Come spiegato dal sottosegretario Butti in più occasioni, il governo vorrebbe unificare lo SPID e la CIE in un unico strumento, una nuova identità digitale, per favorire le adesioni e risolvere i problemi legati all’attuale doppia gestione. «Penso che dobbiamo andare verso uno strumento di identità digitale che sia unico e valido non soltanto in Italia ma oltre i confini italiani, in Europa», ha detto martedì il ministro della Pubblica amministrazione, Paolo Zangrillo. I progetti italiani infatti non possono prescindere dalle decisioni della Commissione Europea che da tempo sta lavorando a un sistema di identità digitale comune tra tutti i paesi.

L’obiettivo europeo è di creare un nuovo strumento chiamato European Digital Identity (EUDI), cioè un portafoglio elettronico, che consentirebbe alle persone di lasciare a casa il portafoglio fisico facendo a meno dei documenti e sostituendoli con il loro equivalente digitale. Nella sua versione mobile, un wallet è costituito da un’app per smartphone. Il wallet europeo potrebbe contenere l’identità digitale e la versione dematerializzata di documenti come la carta d’identità, la patente di guida e potenzialmente anche il passaporto. La Commissione Europea vorrebbe renderlo operativo entro il 2025.

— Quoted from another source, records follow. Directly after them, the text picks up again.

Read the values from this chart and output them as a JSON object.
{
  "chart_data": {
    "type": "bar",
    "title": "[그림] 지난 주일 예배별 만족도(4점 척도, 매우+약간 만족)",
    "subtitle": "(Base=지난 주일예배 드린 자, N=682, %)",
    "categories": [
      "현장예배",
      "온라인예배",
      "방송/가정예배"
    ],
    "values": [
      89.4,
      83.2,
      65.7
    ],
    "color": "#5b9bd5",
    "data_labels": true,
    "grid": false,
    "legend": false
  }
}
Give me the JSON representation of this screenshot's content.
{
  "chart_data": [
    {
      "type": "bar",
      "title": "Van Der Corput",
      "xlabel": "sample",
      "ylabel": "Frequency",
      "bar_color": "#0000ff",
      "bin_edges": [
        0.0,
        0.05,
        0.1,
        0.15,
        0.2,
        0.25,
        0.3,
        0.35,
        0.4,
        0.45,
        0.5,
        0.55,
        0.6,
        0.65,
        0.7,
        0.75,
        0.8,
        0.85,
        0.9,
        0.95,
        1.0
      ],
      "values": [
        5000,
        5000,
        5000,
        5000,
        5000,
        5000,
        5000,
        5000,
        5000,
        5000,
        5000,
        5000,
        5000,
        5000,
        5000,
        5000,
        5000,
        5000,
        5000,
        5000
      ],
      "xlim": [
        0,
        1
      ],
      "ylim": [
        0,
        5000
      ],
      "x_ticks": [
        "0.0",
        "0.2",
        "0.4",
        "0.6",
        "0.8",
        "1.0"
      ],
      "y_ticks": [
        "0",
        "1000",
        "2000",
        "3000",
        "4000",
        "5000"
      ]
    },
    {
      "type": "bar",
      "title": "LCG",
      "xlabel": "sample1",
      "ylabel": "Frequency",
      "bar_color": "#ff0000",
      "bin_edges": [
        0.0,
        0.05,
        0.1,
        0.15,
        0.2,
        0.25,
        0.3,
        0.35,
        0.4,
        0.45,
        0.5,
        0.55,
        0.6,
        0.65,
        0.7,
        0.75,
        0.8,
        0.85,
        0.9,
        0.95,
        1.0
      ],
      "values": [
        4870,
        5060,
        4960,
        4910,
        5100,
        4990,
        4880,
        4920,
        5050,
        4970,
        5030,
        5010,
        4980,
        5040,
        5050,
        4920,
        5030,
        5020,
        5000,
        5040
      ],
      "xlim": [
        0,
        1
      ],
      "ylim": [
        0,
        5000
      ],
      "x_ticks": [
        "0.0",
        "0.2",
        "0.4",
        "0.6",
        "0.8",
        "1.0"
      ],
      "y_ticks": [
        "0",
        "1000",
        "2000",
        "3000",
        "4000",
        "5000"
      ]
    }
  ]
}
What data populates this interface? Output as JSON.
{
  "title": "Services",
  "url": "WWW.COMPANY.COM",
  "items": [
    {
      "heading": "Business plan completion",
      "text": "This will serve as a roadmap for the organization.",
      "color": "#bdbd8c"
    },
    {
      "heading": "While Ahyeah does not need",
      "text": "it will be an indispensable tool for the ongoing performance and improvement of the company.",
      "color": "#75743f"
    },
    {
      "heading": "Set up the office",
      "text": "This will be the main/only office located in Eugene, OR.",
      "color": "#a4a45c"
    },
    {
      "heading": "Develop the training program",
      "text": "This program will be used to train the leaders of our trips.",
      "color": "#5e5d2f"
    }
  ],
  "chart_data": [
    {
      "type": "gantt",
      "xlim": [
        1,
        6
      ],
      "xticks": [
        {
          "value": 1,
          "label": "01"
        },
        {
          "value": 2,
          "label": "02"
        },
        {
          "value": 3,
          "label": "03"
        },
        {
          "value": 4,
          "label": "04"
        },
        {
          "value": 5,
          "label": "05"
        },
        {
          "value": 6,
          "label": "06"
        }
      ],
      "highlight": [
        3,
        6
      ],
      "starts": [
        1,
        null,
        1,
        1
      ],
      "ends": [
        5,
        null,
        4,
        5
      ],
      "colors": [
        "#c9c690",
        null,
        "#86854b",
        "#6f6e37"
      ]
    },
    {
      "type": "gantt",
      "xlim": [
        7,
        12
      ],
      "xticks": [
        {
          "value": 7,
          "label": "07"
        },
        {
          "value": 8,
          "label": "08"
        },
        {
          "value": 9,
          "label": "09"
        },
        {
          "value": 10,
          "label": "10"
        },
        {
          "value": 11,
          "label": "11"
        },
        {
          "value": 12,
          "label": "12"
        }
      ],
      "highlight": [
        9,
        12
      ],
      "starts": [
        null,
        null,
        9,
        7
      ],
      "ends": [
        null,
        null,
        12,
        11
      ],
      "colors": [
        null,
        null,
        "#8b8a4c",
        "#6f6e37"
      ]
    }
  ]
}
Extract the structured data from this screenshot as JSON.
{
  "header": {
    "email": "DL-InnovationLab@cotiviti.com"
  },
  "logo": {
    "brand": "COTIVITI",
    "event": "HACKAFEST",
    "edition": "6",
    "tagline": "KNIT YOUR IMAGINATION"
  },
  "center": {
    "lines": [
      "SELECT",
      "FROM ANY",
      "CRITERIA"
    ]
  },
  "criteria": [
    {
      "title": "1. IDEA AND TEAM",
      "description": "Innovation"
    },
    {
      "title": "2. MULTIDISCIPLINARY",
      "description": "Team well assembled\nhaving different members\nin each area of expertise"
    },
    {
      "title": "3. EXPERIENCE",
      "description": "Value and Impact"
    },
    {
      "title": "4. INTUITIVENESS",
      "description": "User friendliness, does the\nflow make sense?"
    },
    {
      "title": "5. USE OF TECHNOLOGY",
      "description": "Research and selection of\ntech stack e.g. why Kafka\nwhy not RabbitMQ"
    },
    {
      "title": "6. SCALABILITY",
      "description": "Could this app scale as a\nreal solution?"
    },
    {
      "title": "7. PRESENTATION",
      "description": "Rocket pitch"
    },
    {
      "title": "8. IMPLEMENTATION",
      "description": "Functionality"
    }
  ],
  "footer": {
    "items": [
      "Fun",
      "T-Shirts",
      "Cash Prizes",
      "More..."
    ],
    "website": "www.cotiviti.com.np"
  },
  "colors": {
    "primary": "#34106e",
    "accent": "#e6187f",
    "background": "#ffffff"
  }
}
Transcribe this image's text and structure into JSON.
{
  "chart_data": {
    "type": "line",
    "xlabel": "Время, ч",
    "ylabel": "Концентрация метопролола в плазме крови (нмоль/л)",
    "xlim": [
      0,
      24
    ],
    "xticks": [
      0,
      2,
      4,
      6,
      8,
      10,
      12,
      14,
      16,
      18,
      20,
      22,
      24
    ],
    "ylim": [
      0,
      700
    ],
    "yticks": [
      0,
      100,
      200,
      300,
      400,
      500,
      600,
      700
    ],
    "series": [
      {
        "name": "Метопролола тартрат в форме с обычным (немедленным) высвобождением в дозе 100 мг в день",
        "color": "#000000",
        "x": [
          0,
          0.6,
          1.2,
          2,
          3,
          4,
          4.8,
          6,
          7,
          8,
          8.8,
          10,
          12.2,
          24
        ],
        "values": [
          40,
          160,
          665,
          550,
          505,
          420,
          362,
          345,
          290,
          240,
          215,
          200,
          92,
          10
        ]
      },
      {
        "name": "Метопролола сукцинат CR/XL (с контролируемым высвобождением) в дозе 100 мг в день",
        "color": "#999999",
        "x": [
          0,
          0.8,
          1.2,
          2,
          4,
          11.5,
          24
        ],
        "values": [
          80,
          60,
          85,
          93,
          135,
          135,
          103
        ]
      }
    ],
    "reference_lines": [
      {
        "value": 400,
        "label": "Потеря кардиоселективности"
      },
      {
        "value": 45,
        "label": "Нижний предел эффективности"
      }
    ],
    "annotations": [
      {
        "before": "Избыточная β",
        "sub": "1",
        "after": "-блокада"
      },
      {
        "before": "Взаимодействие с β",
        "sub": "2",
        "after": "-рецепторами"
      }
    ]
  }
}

È importante quindi che la volontà del governo italiano di unificare SPID e CIE si integri con i progetti europei. «Anticipare questa convergenza, sebbene non sia in questo momento elemento prioritario per la strategia di digitalizzazione del Paese, potrebbe guidarci verso una sperimentazione anticipata del wallet», hanno scritto Giorgia Dragoni, Luca Gastaldi, Valeria Portale e Clarissa Falcone dell’Osservatorio Digital Identity del Politecnico di Milano. Allo stesso tempo però l’incertezza che negli ultimi mesi ha caratterizzato la gestione dello SPID e della CIE non aiuta l’Italia a prepararsi in vista della possibile introduzione dell’identità digitale europea: «Se non siamo noi a valorizzare gli asset chiave che abbiamo faticosamente costruito nell’ultimo decennio – anche con il supporto e i notevoli investimenti di aziende private in favore di una causa pubblica – non possiamo pensare che lo faccia l’Europa».